My experience of students I'd pretty much start from scratch - I've found what people learn at University and what is useful are two pretty separate sets.
But as you have the chance to speak to them it would be silly not to take it.
My assumption is that there is little commonality in their background so I'm avoiding language specific questions. The one exception I've made to this is an assumption that they've done something on the web but this question could be subbed for something equivalent if they're embedded specialists or whatever.
You've asked for them to be progressive which I've sort of tried to do but if my assumption about no commonality is correct right / wrong questions are relatively tricky and a lot of their competence will come from how good their answers to more general questions are.
Anyway...
1) What languages and technologies have you been exposed to? How many of these (and which ones) have you spent more than 50 hours actually programming (that is not including lectures, lab time and so on but including projects and assignments where you were coding solo).
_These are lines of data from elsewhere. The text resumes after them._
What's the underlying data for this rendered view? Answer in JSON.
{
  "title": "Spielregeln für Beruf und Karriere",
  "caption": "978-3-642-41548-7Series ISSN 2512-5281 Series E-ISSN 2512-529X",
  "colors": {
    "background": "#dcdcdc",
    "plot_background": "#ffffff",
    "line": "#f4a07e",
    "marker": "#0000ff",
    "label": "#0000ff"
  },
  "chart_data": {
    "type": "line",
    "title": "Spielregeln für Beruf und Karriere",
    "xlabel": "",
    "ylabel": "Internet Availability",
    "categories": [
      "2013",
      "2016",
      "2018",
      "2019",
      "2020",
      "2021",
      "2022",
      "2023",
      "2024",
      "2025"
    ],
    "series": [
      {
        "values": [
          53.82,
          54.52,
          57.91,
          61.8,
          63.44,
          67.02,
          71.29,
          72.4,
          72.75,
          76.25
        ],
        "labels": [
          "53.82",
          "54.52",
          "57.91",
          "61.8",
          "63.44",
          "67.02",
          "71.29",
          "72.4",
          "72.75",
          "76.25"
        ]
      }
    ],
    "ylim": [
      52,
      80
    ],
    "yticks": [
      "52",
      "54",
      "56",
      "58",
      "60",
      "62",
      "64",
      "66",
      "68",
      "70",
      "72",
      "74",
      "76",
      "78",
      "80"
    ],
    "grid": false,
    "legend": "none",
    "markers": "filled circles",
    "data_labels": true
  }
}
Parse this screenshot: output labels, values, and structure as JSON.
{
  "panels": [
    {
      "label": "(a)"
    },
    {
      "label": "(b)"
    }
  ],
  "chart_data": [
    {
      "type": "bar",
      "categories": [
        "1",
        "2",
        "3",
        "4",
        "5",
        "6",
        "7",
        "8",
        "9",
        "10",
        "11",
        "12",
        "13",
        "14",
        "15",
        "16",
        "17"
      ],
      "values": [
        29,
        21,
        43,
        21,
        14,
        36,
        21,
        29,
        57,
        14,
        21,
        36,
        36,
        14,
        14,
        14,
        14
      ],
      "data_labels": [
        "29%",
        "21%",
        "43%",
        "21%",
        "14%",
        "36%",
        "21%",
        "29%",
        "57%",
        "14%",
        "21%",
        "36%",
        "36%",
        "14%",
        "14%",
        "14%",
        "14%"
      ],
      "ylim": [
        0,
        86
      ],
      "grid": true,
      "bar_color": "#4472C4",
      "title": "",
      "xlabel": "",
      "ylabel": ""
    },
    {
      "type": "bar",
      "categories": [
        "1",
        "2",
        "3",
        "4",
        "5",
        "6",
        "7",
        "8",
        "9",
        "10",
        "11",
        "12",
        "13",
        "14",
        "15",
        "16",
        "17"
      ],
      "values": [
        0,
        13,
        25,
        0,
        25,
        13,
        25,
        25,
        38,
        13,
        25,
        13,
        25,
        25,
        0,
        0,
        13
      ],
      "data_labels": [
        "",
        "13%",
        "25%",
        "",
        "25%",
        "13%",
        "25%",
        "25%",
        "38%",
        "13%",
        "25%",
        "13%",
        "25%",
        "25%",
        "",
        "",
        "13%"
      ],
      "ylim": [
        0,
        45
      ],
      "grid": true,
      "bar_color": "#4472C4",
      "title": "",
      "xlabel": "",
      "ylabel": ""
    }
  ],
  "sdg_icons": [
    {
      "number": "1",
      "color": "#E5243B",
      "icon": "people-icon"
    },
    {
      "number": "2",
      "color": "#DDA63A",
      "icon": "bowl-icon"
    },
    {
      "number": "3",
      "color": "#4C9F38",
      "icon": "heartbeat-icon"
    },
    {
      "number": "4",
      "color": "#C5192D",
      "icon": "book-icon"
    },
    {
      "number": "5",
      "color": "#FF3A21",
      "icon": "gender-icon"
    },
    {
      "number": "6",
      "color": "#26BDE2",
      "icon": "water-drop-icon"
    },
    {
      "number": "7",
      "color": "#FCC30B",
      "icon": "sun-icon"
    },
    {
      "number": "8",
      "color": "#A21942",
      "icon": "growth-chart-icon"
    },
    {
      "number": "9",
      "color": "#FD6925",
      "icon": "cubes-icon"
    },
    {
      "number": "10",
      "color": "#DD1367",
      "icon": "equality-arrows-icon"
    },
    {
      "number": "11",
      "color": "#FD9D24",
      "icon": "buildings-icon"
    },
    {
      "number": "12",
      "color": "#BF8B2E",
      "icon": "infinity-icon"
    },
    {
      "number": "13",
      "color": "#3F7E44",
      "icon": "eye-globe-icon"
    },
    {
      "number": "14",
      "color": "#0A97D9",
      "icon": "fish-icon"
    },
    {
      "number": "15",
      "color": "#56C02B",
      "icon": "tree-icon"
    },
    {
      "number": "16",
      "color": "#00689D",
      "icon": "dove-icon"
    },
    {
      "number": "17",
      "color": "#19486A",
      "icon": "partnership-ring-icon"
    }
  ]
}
2) Describe the most complex program you've ever written. What made it complex?
3) What were you taught at university (relating to programming) that you really don't think you understand properly? If you think that you understood everything (check their grades at this point) then talk about an application or an element of an application that you've seen that you wouldn't know how to code and how you might start thinking about it.
4) What are the basic tenets of Object Oriented Programming?
5) Tell me as much about relational databases as you can in 1 minute
6) For a web application describe a method for maintaining information about the user between pages. What advantages and disadvantages exist for the mechanism you've described.
7) Pick an piece of commonly used functionality within computing and explain to be very briefly how it works at a programmatic level (e.g. encryption, compression). Also explain how you had to use that functionality you'd implement it (here I'd be looking for the fact that although you may know how something works, it's probably better to grab a library for it).
EDIT: Restructured and added a couple of extra questions to make it more progressive as originally asked.